Years later, in the wake of the Global Financial Crisis, Stanley rekindled his lost love in earnest. With hands-on experience in woodworking and electronics design (culminating in a patented tail-mounted tuning system) he poured his energy into R&D, refining prototypes ad nauseum until they met his now battle-hardened standards.
Stonefield Music is as much an exercise in entrepreneurial rigour as it is a creative outlet. Stanley applied the same philosophy that produced GM’s Operating Standards to his own fledgling brand.
“I documented processes. I could walk upstairs and bring down the book of standards we created for how to build a Stonefield bass.”
He coupled that procedural backbone with a strategic marketing push, securing coverage in Bass Player, Bass Guitar and other leading publications, such that each instrument not only sounded exceptional but carried his signature penchant for craftsmanship.

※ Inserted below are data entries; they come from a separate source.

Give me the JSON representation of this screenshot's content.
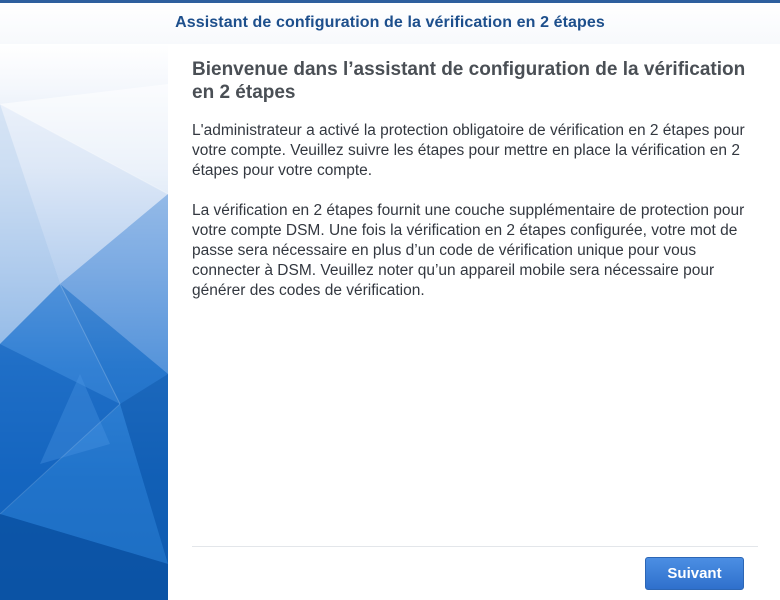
{
  "window": {
    "title": "Assistant de configuration de la vérification en 2 étapes"
  },
  "content": {
    "heading": "Bienvenue dans l’assistant de configuration de la vérification en 2 étapes",
    "paragraph_1": "L'administrateur a activé la protection obligatoire de vérification en 2 étapes pour votre compte. Veuillez suivre les étapes pour mettre en place la vérification en 2 étapes pour votre compte.",
    "paragraph_2": "La vérification en 2 étapes fournit une couche supplémentaire de protection pour votre compte DSM. Une fois la vérification en 2 étapes configurée, votre mot de passe sera nécessaire en plus d’un code de vérification unique pour vous connecter à DSM. Veuillez noter qu’un appareil mobile sera nécessaire pour générer des codes de vérification."
  },
  "footer": {
    "next_label": "Suivant"
  },
  "colors": {
    "title_text": "#1d4f8c",
    "accent_blue": "#2f70cc",
    "sidebar_blue": "#1f6bc0"
  }
}
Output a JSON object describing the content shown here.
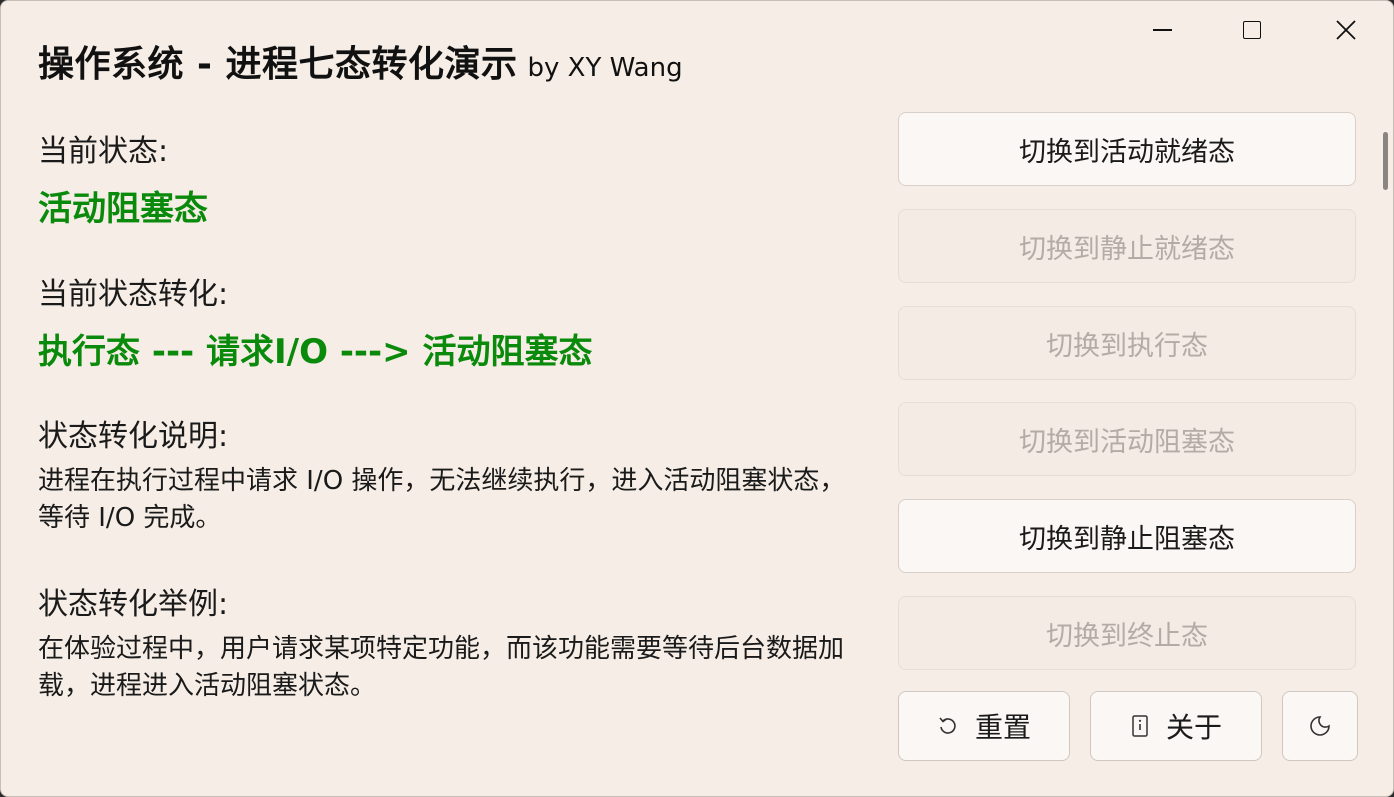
{
  "window": {
    "title": "操作系统 - 进程七态转化演示",
    "subtitle": "by XY Wang"
  },
  "left": {
    "current_state_label": "当前状态:",
    "current_state_value": "活动阻塞态",
    "transition_label": "当前状态转化:",
    "transition_value": "执行态 --- 请求I/O ---> 活动阻塞态",
    "explain_label": "状态转化说明:",
    "explain_text": "进程在执行过程中请求 I/O 操作，无法继续执行，进入活动阻塞状态，等待 I/O 完成。",
    "example_label": "状态转化举例:",
    "example_text": "在体验过程中，用户请求某项特定功能，而该功能需要等待后台数据加载，进程进入活动阻塞状态。"
  },
  "buttons": [
    {
      "label": "切换到活动就绪态",
      "enabled": true
    },
    {
      "label": "切换到静止就绪态",
      "enabled": false
    },
    {
      "label": "切换到执行态",
      "enabled": false
    },
    {
      "label": "切换到活动阻塞态",
      "enabled": false
    },
    {
      "label": "切换到静止阻塞态",
      "enabled": true
    },
    {
      "label": "切换到终止态",
      "enabled": false
    }
  ],
  "bottom": {
    "reset_label": "重置",
    "about_label": "关于",
    "reset_icon": "undo-icon",
    "about_icon": "info-icon",
    "theme_icon": "moon-icon"
  },
  "colors": {
    "accent_green": "#0a8a0a",
    "background": "#f5ede6",
    "disabled_text": "#b3aca6"
  }
}
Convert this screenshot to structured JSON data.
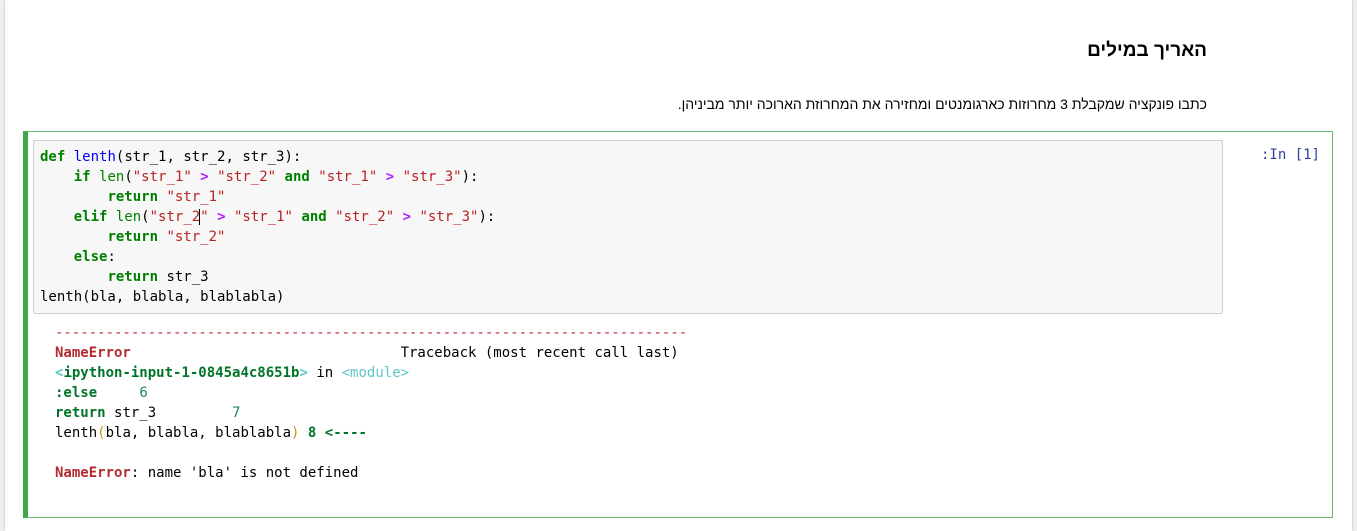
{
  "markdown": {
    "heading": "האריך במילים",
    "paragraph": "כתבו פונקציה שמקבלת 3 מחרוזות כארגומנטים ומחזירה את המחרוזת הארוכה יותר מביניהן."
  },
  "cell": {
    "prompt": ":In [1]",
    "code": {
      "def_kw": "def",
      "func_name": "lenth",
      "params": "(str_1, str_2, str_3):",
      "if_kw": "if",
      "len": "len",
      "s_str1": "\"str_1\"",
      "s_str2": "\"str_2\"",
      "s_str3": "\"str_3\"",
      "s_str2_a": "\"str_2",
      "s_str2_b": "\"",
      "gt": ">",
      "and_kw": "and",
      "return_kw": "return",
      "elif_kw": "elif",
      "else_kw": "else",
      "ret_var": "str_3",
      "call": "lenth(bla, blabla, blablabla)"
    },
    "output": {
      "dashes": "---------------------------------------------------------------------------",
      "error_name": "NameError",
      "traceback_label": "Traceback (most recent call last)",
      "input_ref": "<ipython-input-1-0845a4c8651b>",
      "in_word": "in",
      "module_ref": "<module>",
      "line6_code": ":else",
      "line6_num": "6",
      "line7_code_kw": "return",
      "line7_code_rest": "str_3",
      "line7_num": "7",
      "line8_fn": "lenth",
      "line8_args": "bla, blabla, blablabla",
      "line8_num": "8",
      "arrow": "<----",
      "error_message": ": name 'bla' is not defined"
    }
  },
  "colors": {
    "cell_border": "#42a548",
    "prompt": "#303f9f",
    "error": "#b22b31",
    "keyword": "#008000",
    "string": "#ba2121",
    "operator": "#aa22ff"
  }
}
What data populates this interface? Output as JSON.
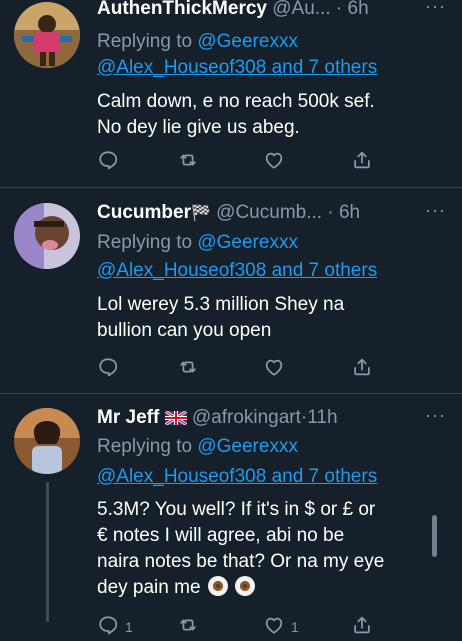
{
  "tweets": [
    {
      "name": "AuthenThickMercy",
      "handle": "@Au...",
      "sep": "·",
      "time": "6h",
      "replying_prefix": "Replying to",
      "replying_user": "@Geerexxx",
      "replying_others": "@Alex_Houseof308 and 7 others",
      "text_lines": [
        "Calm down, e no reach 500k sef.",
        "No dey lie give us abeg."
      ],
      "reply_count": "",
      "retweet_count": "",
      "like_count": ""
    },
    {
      "name": "Cucumber",
      "name_emoji": "🏁",
      "handle": "@Cucumb...",
      "sep": "·",
      "time": "6h",
      "replying_prefix": "Replying to",
      "replying_user": "@Geerexxx",
      "replying_others": "@Alex_Houseof308 and 7 others",
      "text_lines": [
        "Lol werey 5.3 million Shey na",
        "bullion can you open"
      ],
      "reply_count": "",
      "retweet_count": "",
      "like_count": ""
    },
    {
      "name": "Mr Jeff",
      "name_flag": "uk-flag-icon",
      "handle": "@afrokingart",
      "sep": "·",
      "time": "11h",
      "replying_prefix": "Replying to",
      "replying_user": "@Geerexxx",
      "replying_others": "@Alex_Houseof308 and 7 others",
      "text_lines": [
        "5.3M? You well? If it's in $ or £ or",
        "€ notes I will agree, abi no be",
        "naira notes be that? Or na my eye",
        "dey pain me"
      ],
      "reply_count": "1",
      "retweet_count": "",
      "like_count": "1"
    }
  ],
  "more_label": "···",
  "icons": {
    "reply": "reply-icon",
    "retweet": "retweet-icon",
    "like": "heart-icon",
    "share": "share-icon"
  },
  "colors": {
    "background": "#15202b",
    "text": "#ffffff",
    "secondary": "#8b98a5",
    "link": "#1d9bf0",
    "divider": "#38444d"
  }
}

In his view, whether building a dealership network or a musical instrument, the formula stays the same: codify your best practices, iterate relentlessly, and let quality do the talking.
Why It Matters Now
The Middle East’s talent crunch, EVs disrupting the old-boys market, and digital retail experiments make Stanley’s story as apt as ever. His insistence on process before gloss gives us a counterweight to the region’s marketing pageantry. His global network of like-minded individuals is living, breathing proof that skills in service can carry a technician from their simple hometown to the stage on which giants roam. His belief that opportunity favours those who say yes may just be the mindset shift the next iteration of automotive talent needs.
“Your skills are transferable anywhere in the world. But you have to say yes, and see what happens.”
In much less poignant words than his own, the road still calls. And for those willing to follow, Tomm’s map charts the course to where the real frontier awaits.